Prova da expectativa em torno da canoagem é que o ministro do Esporte, George Hilton (PRB-MG), ligou pessoalmente para COB e CBCA na sexta-feira para entender a proporção da crise e saber se precisaria intervir.

O cerne do protesto dos atletas brasileiros foi a interrupção do pagamento do patrocínio do BNDES (Banco Nacional de Desenvolvimento Econômico e Social), principal parceiro comercial da CBCA. “Não é uma questão de dinheiro, até porque o COB assumiu a bronca e bancou exatamente o que eles dariam. O que acontece é que a gente não acha certo competir usando no uniforme apenas uma marca que não ajuda em nada”, disse Isaquias.

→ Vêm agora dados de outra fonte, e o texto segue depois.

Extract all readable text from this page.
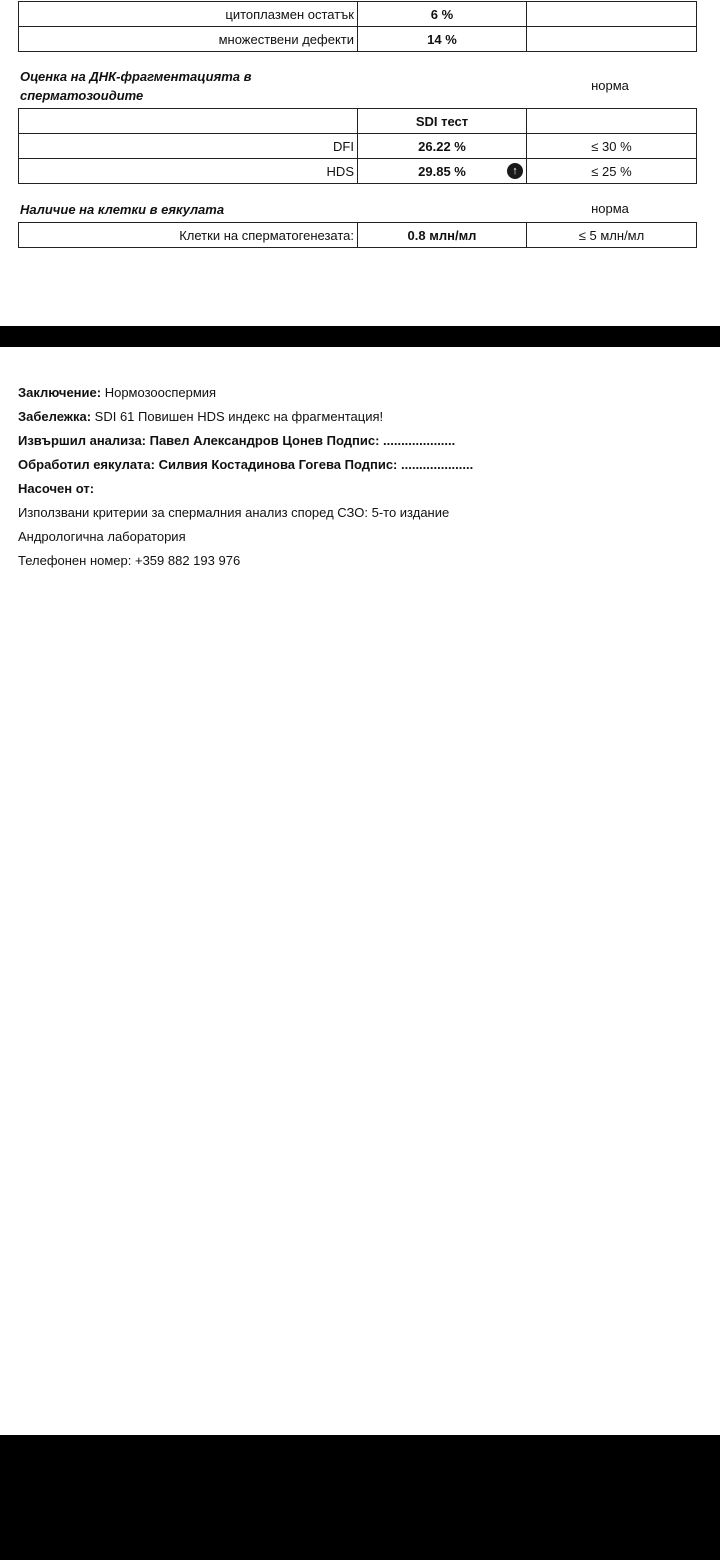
цитоплазмен остатък	6 %	
множествени дефекти	14 %	
Оценка на ДНК-фрагментацията в
сперматозоидите
норма
	SDI тест	
DFI	26.22 %	≤ 30 %
HDS	29.85 % ↑	≤ 25 %
Наличие на клетки в еякулата	норма
Клетки на сперматогенезата:	0.8 млн/мл	≤ 5 млн/мл
Заключение: Нормозооспермия
Забележка: SDI 61 Повишен HDS индекс на фрагментация!
Извършил анализа: Павел Александров Цонев Подпис: ....................
Обработил еякулата: Силвия Костадинова Гогева Подпис: ....................
Насочен от:
Използвани критерии за спермалния анализ според СЗО: 5-то издание
Андрологична лаборатория
Телефонен номер: +359 882 193 976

A explicação da CBCA é que houve um entrave burocrático. A entidade alega que a ausência de um laudo ambiental para Lagoa Santa-MG, sede dos treinos da equipe de canoa, atrasou em 105 dias a liberação do contrato. “O dinheiro já foi aprovado, e o documento agora está na mão dos atletas. Se eles assinarem, poderão receber em dez dias”, comentou Tomasini.

Até por terem recebido do COB, contudo, os atletas repetiram várias vezes na sexta que a questão não era sobre dinheiro. “É por respeito. Nós não aceitamos várias coisas que estão sendo feitas na confederação”, declarou Nivalter.

Há outras demandas claras e pontuais, como a hospedagem. Atletas da canoagem ficaram na escola de educação física do Exército, na Urca, durante o evento-teste da Rio-2016. Os quatro rapazes da equipe de canoa foram dispostos em dois quartos duplos, e o técnico espanhol Jesus Morlán teve de dividir uma acomodação tripla com pessoas que não eram do time. “Quero ver onde o presidente está hospedado. Aposto que ele não está dormindo em beliche”, questionou Isaquias.

Tomasini é um dos mais longevos entre os presidentes de confederações esportivas no Brasil. Ex-atleta, o cartola que comanda a canoagem nacional ocupa o atual cargo desde abril de 1988.

“Eu sou o mais antigo entre os atletas do time, e o que eu posso dizer é que nada disso vem de hoje. Nós estamos cansados de o presidente prometer coisas e não cumprir e de só nos procurar na época das competições”, disse Nivalter.

Por tudo isso, a maior preocupação que dirigentes do esporte nacional têm sobre o protesto é o quanto ele vai repercutir depois do evento-teste. Tomasini já avisou que a CBCA não pretende punir os atletas por terem boicotado a competição, mas tampouco acredita que o relacionamento melhore quando os pagamentos do BNDES forem retomados.

“A questão toda é o desempenho. É isso que nós não queremos que seja afetado. Nós também entendemos que os ambientes dos atletas não precisam ser totalmente harmônicos”, encerrou Bichara.